Why are duplicates and originals both listed?
Posted by Jim Keir on 22 May 2012 01:18 PM

The plugin will identify all images that are likely to be copies of each other, based on the image metadata. Many people ask why it doesn't automatically delete duplicates, or why it doesn't exclude the original.

This is simply down to safety. For a commercial photographer, losing a valued original image may be disastrous. Would you really want a bit of software deciding which photo to delete based on some kind of pre-written rule?

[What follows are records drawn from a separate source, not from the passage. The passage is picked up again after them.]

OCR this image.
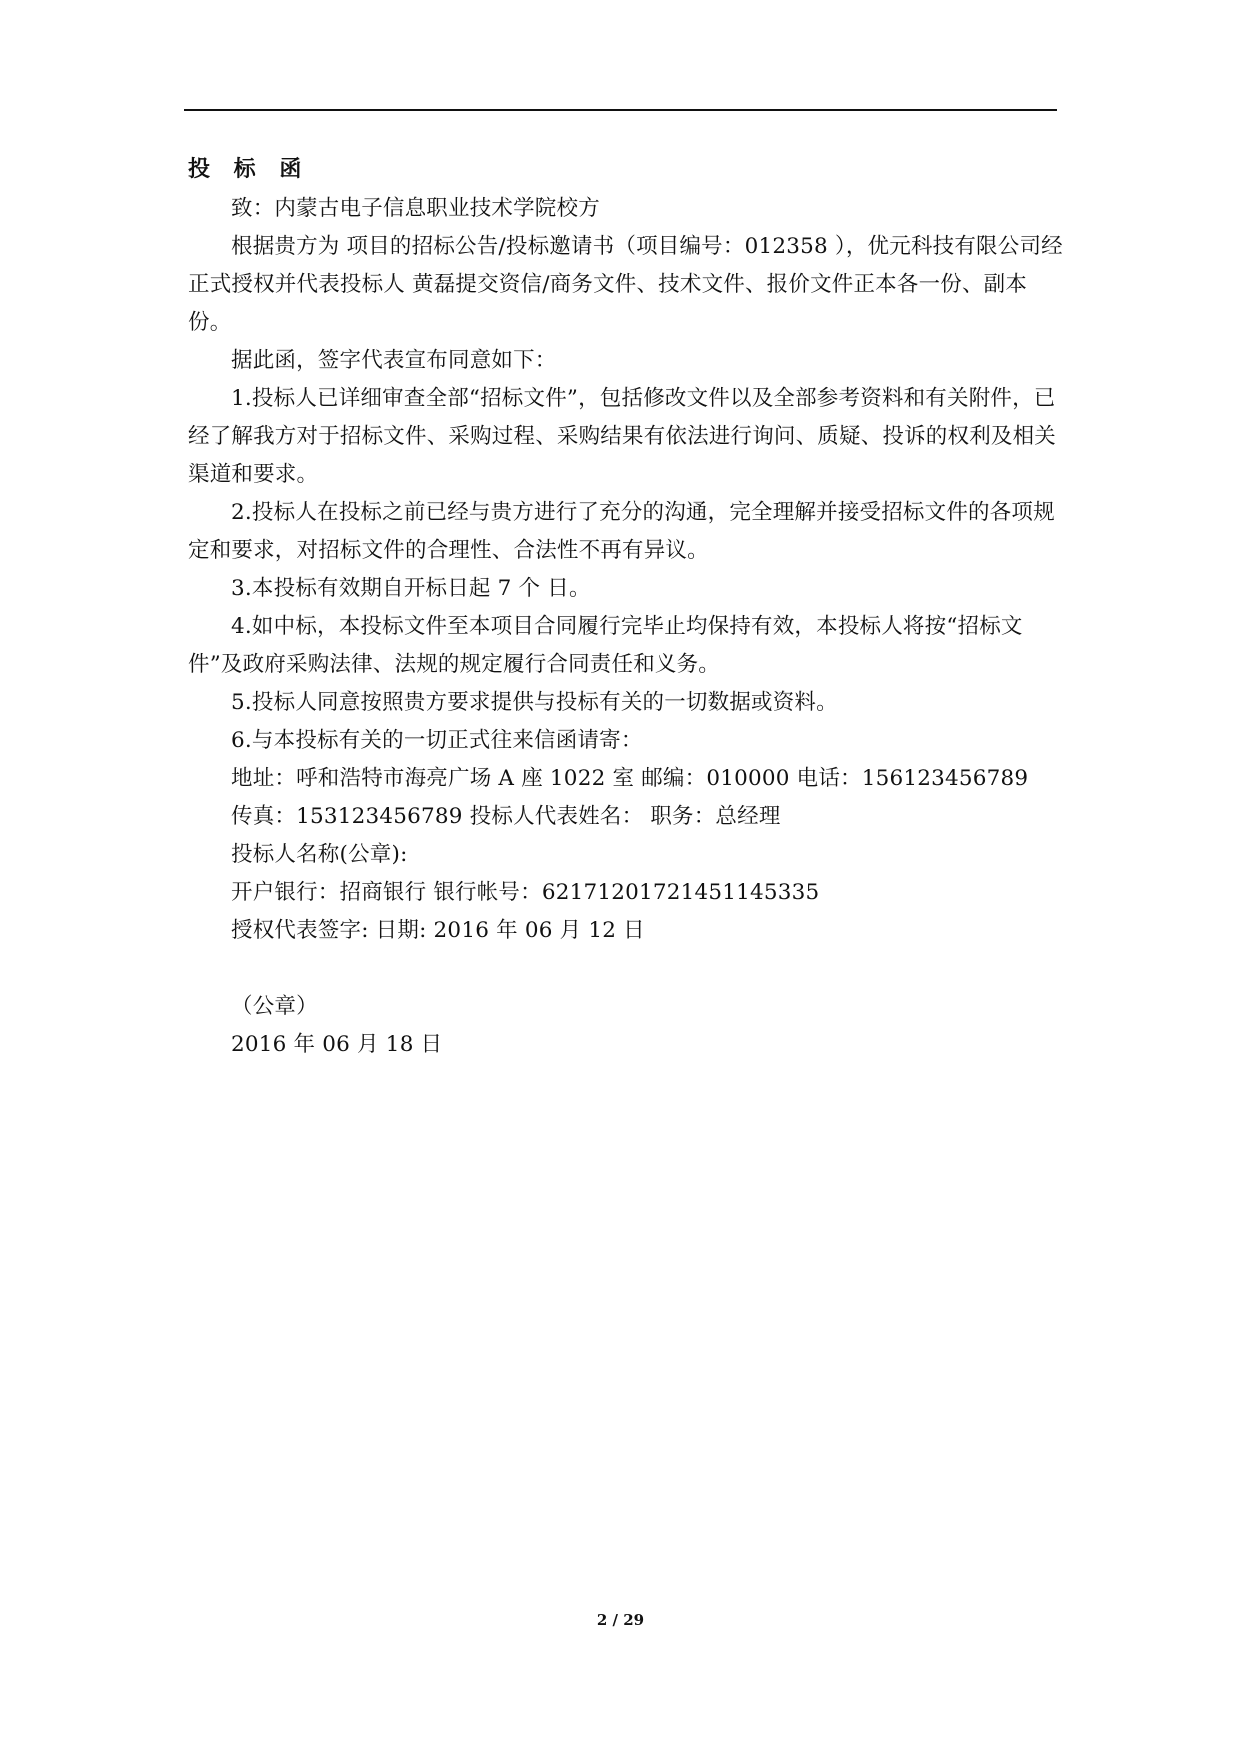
投 标 函

致：内蒙古电子信息职业技术学院校方

根据贵方为 项目的招标公告/投标邀请书（项目编号：012358 ），优元科技有限公司经正式授权并代表投标人 黄磊提交资信/商务文件、技术文件、报价文件正本各一份、副本 份。

据此函，签字代表宣布同意如下：

1.投标人已详细审查全部“招标文件”，包括修改文件以及全部参考资料和有关附件，已经了解我方对于招标文件、采购过程、采购结果有依法进行询问、质疑、投诉的权利及相关渠道和要求。

2.投标人在投标之前已经与贵方进行了充分的沟通，完全理解并接受招标文件的各项规定和要求，对招标文件的合理性、合法性不再有异议。

3.本投标有效期自开标日起 7 个 日。

4.如中标，本投标文件至本项目合同履行完毕止均保持有效，本投标人将按“招标文件”及政府采购法律、法规的规定履行合同责任和义务。

5.投标人同意按照贵方要求提供与投标有关的一切数据或资料。

6.与本投标有关的一切正式往来信函请寄：

地址：呼和浩特市海亮广场 A 座 1022 室 邮编：010000 电话：156123456789

传真：153123456789 投标人代表姓名： 职务：总经理

投标人名称(公章):

开户银行：招商银行 银行帐号：62171201721451145335

授权代表签字: 日期: 2016 年 06 月 12 日

（公章）

2016 年 06 月 18 日

2 / 29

Suggestions have included:

  • Keep the one with the shortest name, assuming that duplicates will have a number or "copy of" in the name. So, we delete "Photo (Original).jpg" and keep "Photo (Web).jpg". Wrong.
  • Delete JPEGs, keep the RAW. But what if you shoot in JPEG? What if you convert to DNG and use that as the master, and the RAW is the one you would want to get rid of?
  • Keep the oldest one, on the assumption that the oldest is the master. So, we delete the one to which you have made loads of production edits and keep an early preview you exported for your client. Wrong.
  • Keep the newest one, on the assumption that it will be the one with the most work done to it. So, we delete the older original and keep the web-sized, watermarked export you prepared for a customer. Wrong.
  • Keep the largest one, on the assumption that all smaller ones are previews. So, we delete an original scanned copy and keep a resized-for-printing copy with a banner across it. Wrong.

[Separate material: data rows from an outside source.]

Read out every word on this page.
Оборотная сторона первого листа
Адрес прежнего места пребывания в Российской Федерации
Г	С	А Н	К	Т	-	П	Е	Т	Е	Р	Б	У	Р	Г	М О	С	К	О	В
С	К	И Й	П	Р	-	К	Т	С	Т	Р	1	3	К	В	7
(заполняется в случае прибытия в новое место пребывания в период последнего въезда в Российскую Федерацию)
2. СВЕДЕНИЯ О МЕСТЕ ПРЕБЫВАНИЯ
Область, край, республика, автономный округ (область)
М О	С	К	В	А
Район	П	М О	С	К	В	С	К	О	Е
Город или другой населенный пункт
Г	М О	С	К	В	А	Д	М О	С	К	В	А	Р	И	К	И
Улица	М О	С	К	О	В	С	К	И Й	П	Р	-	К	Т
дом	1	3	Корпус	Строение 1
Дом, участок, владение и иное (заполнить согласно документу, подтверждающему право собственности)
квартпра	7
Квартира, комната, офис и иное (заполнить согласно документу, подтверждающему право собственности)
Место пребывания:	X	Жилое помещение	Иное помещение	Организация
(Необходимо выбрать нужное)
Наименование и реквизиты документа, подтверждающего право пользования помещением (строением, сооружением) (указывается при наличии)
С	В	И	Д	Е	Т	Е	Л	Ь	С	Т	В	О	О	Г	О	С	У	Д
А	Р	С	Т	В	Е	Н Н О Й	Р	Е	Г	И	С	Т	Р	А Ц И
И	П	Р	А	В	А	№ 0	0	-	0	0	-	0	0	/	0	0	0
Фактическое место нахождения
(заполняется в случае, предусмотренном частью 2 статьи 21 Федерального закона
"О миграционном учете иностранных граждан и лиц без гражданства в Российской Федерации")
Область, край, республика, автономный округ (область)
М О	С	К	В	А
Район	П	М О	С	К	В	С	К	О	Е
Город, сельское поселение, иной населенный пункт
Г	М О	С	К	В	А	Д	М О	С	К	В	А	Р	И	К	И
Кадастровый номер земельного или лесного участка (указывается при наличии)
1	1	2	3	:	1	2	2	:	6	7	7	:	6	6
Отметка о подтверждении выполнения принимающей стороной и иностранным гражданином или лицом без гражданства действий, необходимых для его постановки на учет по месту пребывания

In short, no matter what rules you have for identifying which image is the "original" and which are "duplicates", there will be someone else who does the opposite. The plugin will help you to identify which images to look at by eliminating most of your library, and letting you display only the potential duplicates next to each other. You can then use Lightroom's own tools to identify, mark and delete any that you don't want, according to your own rules.